The track did its old trick of shadowing the rich red cliffs with endless distant views. The first steep climb led to Tarpeian Rock where the ripples in the sand of a long lost sea showed clearly.

Tarpeian Rock with ripples

Bridal Veil View was worth the minor detour which led to an amazingly precarious perched lookout over the wide expanse of the falls which, whilst shallow, fell in a sparking diaphanous mass.

Bridal Veil View
Bridal Veil falls

The track then turned on a narrow fern lined path along Leura Falls Creek. There were a series of small cascades en route and evidence of flood damage on one section before we reached the top of Bridal Veil Falls, although the view was more of the mountains beyond than the invisible falls.

Ferns

Another steep climb ensued, the old path cutting under the cliff to the magnificent Bridal Veil Falls lookout where we could fully appreciate their position in a lush hidden enclave below.
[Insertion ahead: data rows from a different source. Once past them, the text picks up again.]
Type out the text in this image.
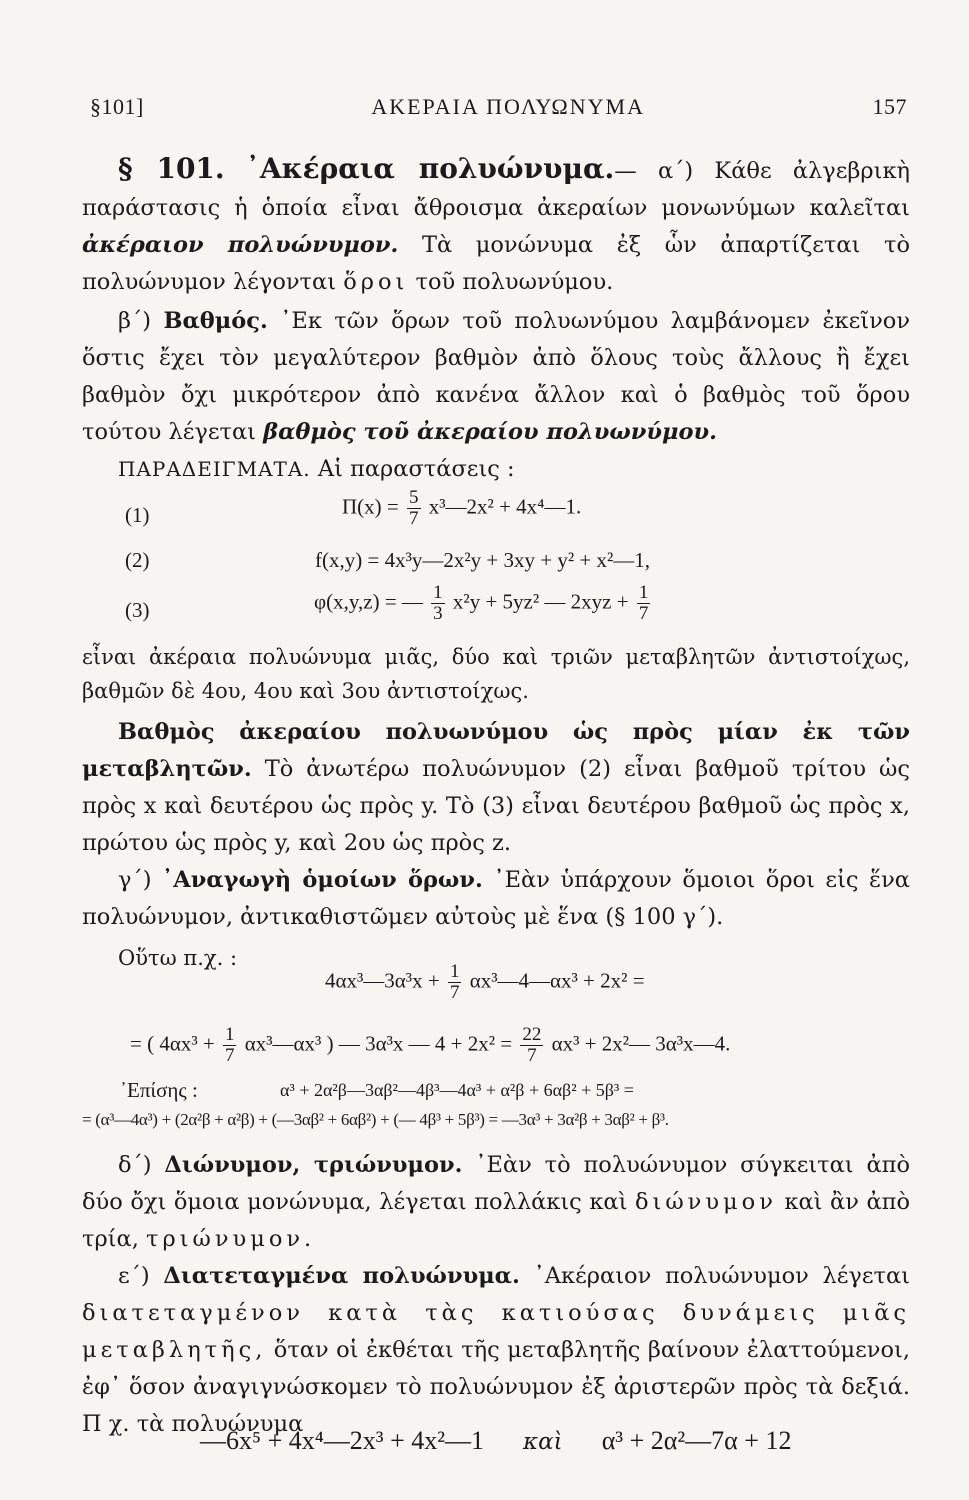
§101]	ΑΚΕΡΑΙΑ ΠΟΛΥΩΝΥΜΑ	157

§ 101. ᾿Ακέραια πολυώνυμα.— α΄) Κάθε ἀλγεβρικὴ παράστασις ἡ ὁποία εἶναι ἄθροισμα ἀκεραίων μονωνύμων καλεῖται ἀκέραιον πολυώνυμον. Τὰ μονώνυμα ἐξ ὧν ἀπαρτίζεται τὸ πολυώνυμον λέγονται ὅροι τοῦ πολυωνύμου.

β΄) Βαθμός. ᾿Εκ τῶν ὅρων τοῦ πολυωνύμου λαμβάνομεν ἐκεῖνον ὅστις ἔχει τὸν μεγαλύτερον βαθμὸν ἀπὸ ὅλους τοὺς ἄλλους ἢ ἔχει βαθμὸν ὄχι μικρότερον ἀπὸ κανένα ἄλλον καὶ ὁ βαθμὸς τοῦ ὅρου τούτου λέγεται βαθμὸς τοῦ ἀκεραίου πολυωνύμου.

ΠΑΡΑΔΕΙΓΜΑΤΑ. Αἱ παραστάσεις :

(1)	$\Pi(x) = \frac{5}{7}$ x³—2x² + 4x⁴—1.
(2)	f(x,y) = 4x³y—2x²y + 3xy + y² + x²—1,
(3)	φ(x,y,z) = — $\frac{1}{3} x^2y + 5yz^2$ — $2xyz + \frac{1}{7}$

εἶναι ἀκέραια πολυώνυμα μιᾶς, δύο καὶ τριῶν μεταβλητῶν ἀντιστοίχως, βαθμῶν δὲ 4ου, 4ου καὶ 3ου ἀντιστοίχως.

Βαθμὸς ἀκεραίου πολυωνύμου ὡς πρὸς μίαν ἐκ τῶν μεταβλητῶν. Τὸ ἀνωτέρω πολυώνυμον (2) εἶναι βαθμοῦ τρίτου ὡς πρὸς x καὶ δευτέρου ὡς πρὸς y. Τὸ (3) εἶναι δευτέρου βαθμοῦ ὡς πρὸς x, πρώτου ὡς πρὸς y, καὶ 2ου ὡς πρὸς z.

γ΄) ᾿Αναγωγὴ ὁμοίων ὅρων. ᾿Εὰν ὑπάρχουν ὅμοιοι ὅροι εἰς ἕνα πολυώνυμον, ἀντικαθιστῶμεν αὐτοὺς μὲ ἕνα (§ 100 γ΄).

Οὕτω π.χ. :

4αx³—3α³x + $\frac{1}{7}$ αx³—4—αx³ + 2x² =
= ( $4\alpha x^3 + \frac{1}{7}$ αx³—αx³ ) — 3α³x — $4 + 2x^2 = \frac{22}{7} \alpha x^3$ + 2x²— 3α³x—4.
᾿Επίσης :	α³ + 2α²β—3αβ²—4β³—4α³ + α²β + 6αβ² + 5β³ =
= (α³—4α³) + (2α²β + α²β) + (—3αβ² + 6αβ²) + (— 4β³ + 5β³) = —3α³ + 3α²β + 3αβ² + β³.

δ΄) Διώνυμον, τριώνυμον. ᾿Εὰν τὸ πολυώνυμον σύγκειται ἀπὸ δύο ὄχι ὅμοια μονώνυμα, λέγεται πολλάκις καὶ διώνυμον καὶ ἂν ἀπὸ τρία, τριώνυμον.

ε΄) Διατεταγμένα πολυώνυμα. ᾿Ακέραιον πολυώνυμον λέγεται διατεταγμένον κατὰ τὰς κατιούσας δυνάμεις μιᾶς μεταβλητῆς, ὅταν οἱ ἐκθέται τῆς μεταβλητῆς βαίνουν ἐλαττούμενοι, ἐφ᾿ ὅσον ἀναγιγνώσκομεν τὸ πολυώνυμον ἐξ ἀριστερῶν πρὸς τὰ δεξιά. Π χ. τὰ πολυώνυμα

—6x⁵ + 4x⁴—2x³ + 4x²—1 καὶ α³ + 2α²—7α + 12
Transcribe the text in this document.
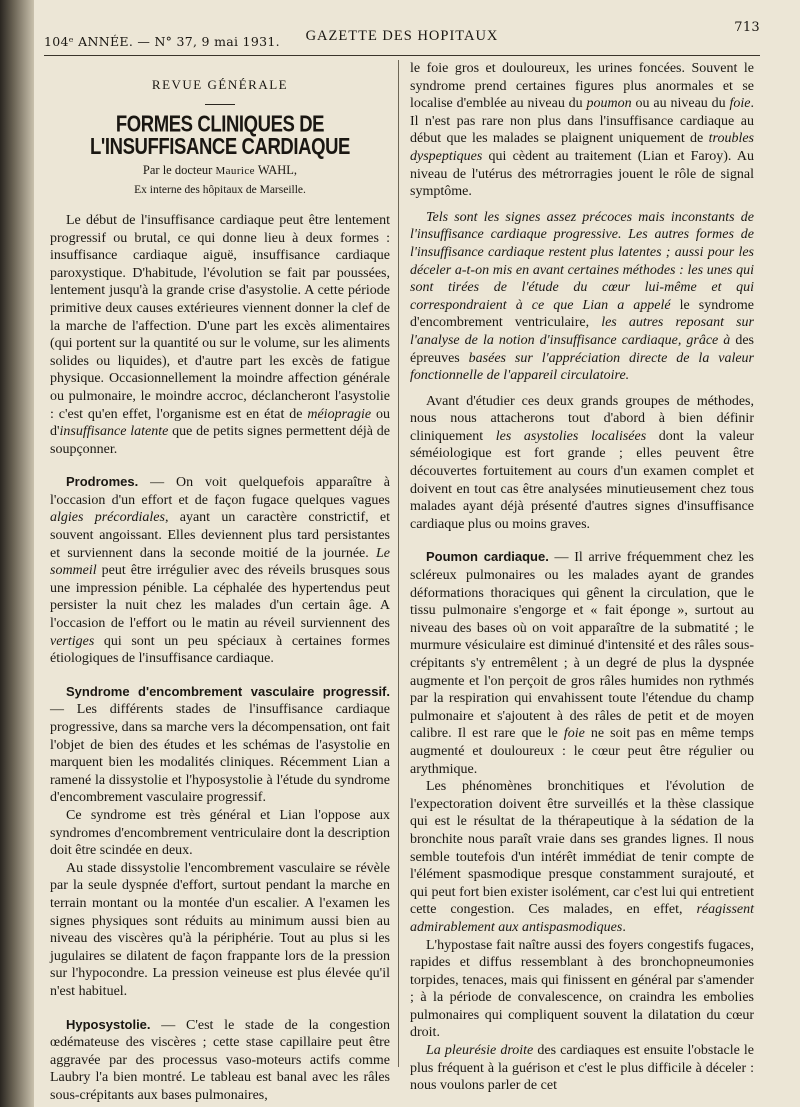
104ᵉ ANNÉE. — N° 37, 9 mai 1931.	GAZETTE DES HOPITAUX
713
REVUE GÉNÉRALE
FORMES CLINIQUES DE L'INSUFFISANCE CARDIAQUE
Par le docteur Maurice WAHL,
Ex interne des hôpitaux de Marseille.

Le début de l'insuffisance cardiaque peut être lentement progressif ou brutal, ce qui donne lieu à deux formes : insuffisance cardiaque aiguë, insuffisance cardiaque paroxystique. D'habitude, l'évolution se fait par poussées, lentement jusqu'à la grande crise d'asystolie. A cette période primitive deux causes extérieures viennent donner la clef de la marche de l'affection. D'une part les excès alimentaires (qui portent sur la quantité ou sur le volume, sur les aliments solides ou liquides), et d'autre part les excès de fatigue physique. Occasionnellement la moindre affection générale ou pulmonaire, le moindre accroc, déclancheront l'asystolie : c'est qu'en effet, l'organisme est en état de méiopragie ou d'insuffisance latente que de petits signes permettent déjà de soupçonner.

Prodromes. — On voit quelquefois apparaître à l'occasion d'un effort et de façon fugace quelques vagues algies précordiales, ayant un caractère constrictif, et souvent angoissant. Elles deviennent plus tard persistantes et surviennent dans la seconde moitié de la journée. Le sommeil peut être irrégulier avec des réveils brusques sous une impression pénible. La céphalée des hypertendus peut persister la nuit chez les malades d'un certain âge. A l'occasion de l'effort ou le matin au réveil surviennent des vertiges qui sont un peu spéciaux à certaines formes étiologiques de l'insuffisance cardiaque.

Syndrome d'encombrement vasculaire progressif. — Les différents stades de l'insuffisance cardiaque progressive, dans sa marche vers la décompensation, ont fait l'objet de bien des études et les schémas de l'asystolie en marquent bien les modalités cliniques. Récemment Lian a ramené la dissystolie et l'hyposystolie à l'étude du syndrome d'encombrement vasculaire progressif.

Ce syndrome est très général et Lian l'oppose aux syndromes d'encombrement ventriculaire dont la description doit être scindée en deux.

Au stade dissystolie l'encombrement vasculaire se révèle par la seule dyspnée d'effort, surtout pendant la marche en terrain montant ou la montée d'un escalier. A l'examen les signes physiques sont réduits au minimum aussi bien au niveau des viscères qu'à la périphérie. Tout au plus si les jugulaires se dilatent de façon frappante lors de la pression sur l'hypocondre. La pression veineuse est plus élevée qu'il n'est habituel.

Hyposystolie. — C'est le stade de la congestion œdémateuse des viscères ; cette stase capillaire peut être aggravée par des processus vaso-moteurs actifs comme Laubry l'a bien montré. Le tableau est banal avec les râles sous-crépitants aux bases pulmonaires,

le foie gros et douloureux, les urines foncées. Souvent le syndrome prend certaines figures plus anormales et se localise d'emblée au niveau du poumon ou au niveau du foie. Il n'est pas rare non plus dans l'insuffisance cardiaque au début que les malades se plaignent uniquement de troubles dyspeptiques qui cèdent au traitement (Lian et Faroy). Au niveau de l'utérus des métrorragies jouent le rôle de signal symptôme.

Tels sont les signes assez précoces mais inconstants de l'insuffisance cardiaque progressive. Les autres formes de l'insuffisance cardiaque restent plus latentes ; aussi pour les déceler a-t-on mis en avant certaines méthodes : les unes qui sont tirées de l'étude du cœur lui-même et qui correspondraient à ce que Lian a appelé le syndrome d'encombrement ventriculaire, les autres reposant sur l'analyse de la notion d'insuffisance cardiaque, grâce à des épreuves basées sur l'appréciation directe de la valeur fonctionnelle de l'appareil circulatoire.

Avant d'étudier ces deux grands groupes de méthodes, nous nous attacherons tout d'abord à bien définir cliniquement les asystolies localisées dont la valeur séméiologique est fort grande ; elles peuvent être découvertes fortuitement au cours d'un examen complet et doivent en tout cas être analysées minutieusement chez tous malades ayant déjà présenté d'autres signes d'insuffisance cardiaque plus ou moins graves.

Poumon cardiaque. — Il arrive fréquemment chez les scléreux pulmonaires ou les malades ayant de grandes déformations thoraciques qui gênent la circulation, que le tissu pulmonaire s'engorge et « fait éponge », surtout au niveau des bases où on voit apparaître de la submatité ; le murmure vésiculaire est diminué d'intensité et des râles sous-crépitants s'y entremêlent ; à un degré de plus la dyspnée augmente et l'on perçoit de gros râles humides non rythmés par la respiration qui envahissent toute l'étendue du champ pulmonaire et s'ajoutent à des râles de petit et de moyen calibre. Il est rare que le foie ne soit pas en même temps augmenté et douloureux : le cœur peut être régulier ou arythmique.

Les phénomènes bronchitiques et l'évolution de l'expectoration doivent être surveillés et la thèse classique qui est le résultat de la thérapeutique à la sédation de la bronchite nous paraît vraie dans ses grandes lignes. Il nous semble toutefois d'un intérêt immédiat de tenir compte de l'élément spasmodique presque constamment surajouté, et qui peut fort bien exister isolément, car c'est lui qui entretient cette congestion. Ces malades, en effet, réagissent admirablement aux antispasmodiques.

L'hypostase fait naître aussi des foyers congestifs fugaces, rapides et diffus ressemblant à des bronchopneumonies torpides, tenaces, mais qui finissent en général par s'amender ; à la période de convalescence, on craindra les embolies pulmonaires qui compliquent souvent la dilatation du cœur droit.

La pleurésie droite des cardiaques est ensuite l'obstacle le plus fréquent à la guérison et c'est le plus difficile à déceler : nous voulons parler de cet
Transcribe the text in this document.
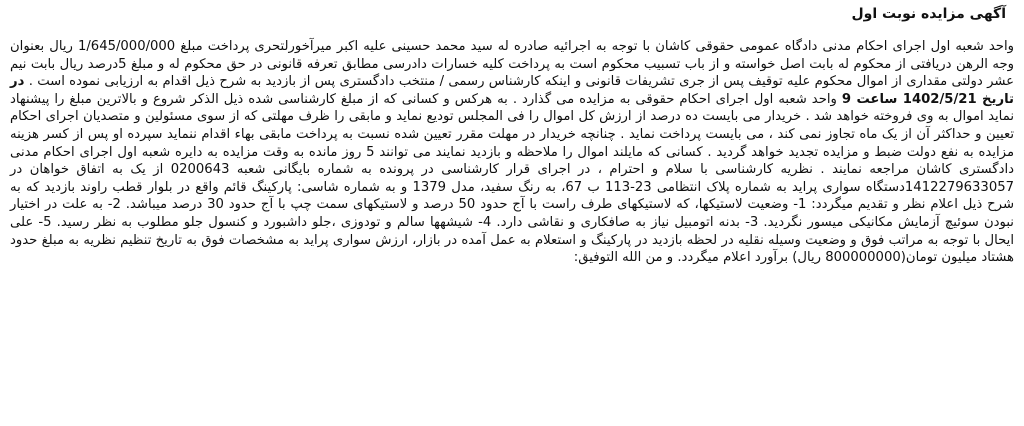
آگهی مزایده نوبت اول

واحد شعبه اول اجرای احکام مدنی دادگاه عمومی حقوقی کاشان با توجه به اجرائیه صادره له سید محمد حسینی علیه اکبر میرآخورلتحری پرداخت مبلغ 1/645/000/000 ریال بعنوان وجه الرهن دریافتی از محکوم له بابت اصل خواسته و از باب تسبیب محکوم است به پرداخت کلیه خسارات دادرسی مطابق تعرفه قانونی در حق محکوم له و مبلغ 5درصد ریال بابت نیم عشر دولتی مقداری از اموال محکوم علیه توقیف پس از جری تشریفات قانونی و اینکه کارشناس رسمی / منتخب دادگستری پس از بازدید به شرح ذیل اقدام به ارزیابی نموده است . در تاریخ 1402/5/21 ساعت 9 واحد شعبه اول اجرای احکام حقوقی به مزایده می گذارد . به هرکس و کسانی که از مبلغ کارشناسی شده ذیل الذکر شروع و بالاترین مبلغ را پیشنهاد نماید اموال به وی فروخته خواهد شد . خریدار می بایست ده درصد از ارزش کل اموال را فی المجلس تودیع نماید و مابقی را ظرف مهلتی که از سوی مسئولین و متصدیان اجرای احکام تعیین و حداکثر آن از یک ماه تجاوز نمی کند ، می بایست پرداخت نماید . چنانچه خریدار در مهلت مقرر تعیین شده نسبت به پرداخت مابقی بهاء اقدام ننماید سپرده او پس از کسر هزینه مزایده به نفع دولت ضبط و مزایده تجدید خواهد گردید . کسانی که مایلند اموال را ملاحظه و بازدید نمایند می توانند 5 روز مانده به وقت مزایده به دایره شعبه اول اجرای احکام مدنی دادگستری کاشان مراجعه نمایند . نظریه کارشناسی با سلام و احترام ، در اجرای قرار کارشناسی در پرونده به شماره بایگانی شعبه 0200643 از یک به اتفاق خواهان در 1412279633057دستگاه سواری پراید به شماره پلاک انتظامی 23-113 ب 67، به رنگ سفید، مدل 1379 و به شماره شاسی: پارکینگ قائم واقع در بلوار قطب راوند بازدید که به شرح ذیل اعلام نظر و تقدیم میگردد: 1- وضعیت لاستیکها، که لاستیکهای طرف راست با آج حدود 50 درصد و لاستیکهای سمت چپ با آج حدود 30 درصد میباشد. 2- به علت در اختیار نبودن سوئیچ آزمایش مکانیکی میسور نگردید. 3- بدنه اتومبیل نیاز به صافکاری و نقاشی دارد. 4- شیشهها سالم و تودوزی ،جلو داشبورد و کنسول جلو مطلوب به نظر رسید. 5- علی ایحال با توجه به مراتب فوق و وضعیت وسیله نقلیه در لحظه بازدید در پارکینگ و استعلام به عمل آمده در بازار، ارزش سواری پراید به مشخصات فوق به تاریخ تنظیم نظریه به مبلغ حدود هشتاد میلیون تومان(800000000 ریال) برآورد اعلام میگردد. و من الله التوفیق:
Copeland’s Lookout was next and interesting in that it appeared to be unmodernised: a dirt track with uneven steps led down to a narrow walled lookout. Half way down there appeared to be an old stone walled fireplace beside a cliff – perhaps an old camping area.

Bridal Veil Falls lookout

All morning, a helicopter had been noisily buzzing overhead, delivering bags of sand for track work. About 1.5 km before the Three Sisters, we were diverted off our pleasant trail onto the road in order to avoid the area.

To the Three Sisters

We were able to drop down to the track again at the Silver Mist Reserve from where we quickly reached the Three Sisters Lookout.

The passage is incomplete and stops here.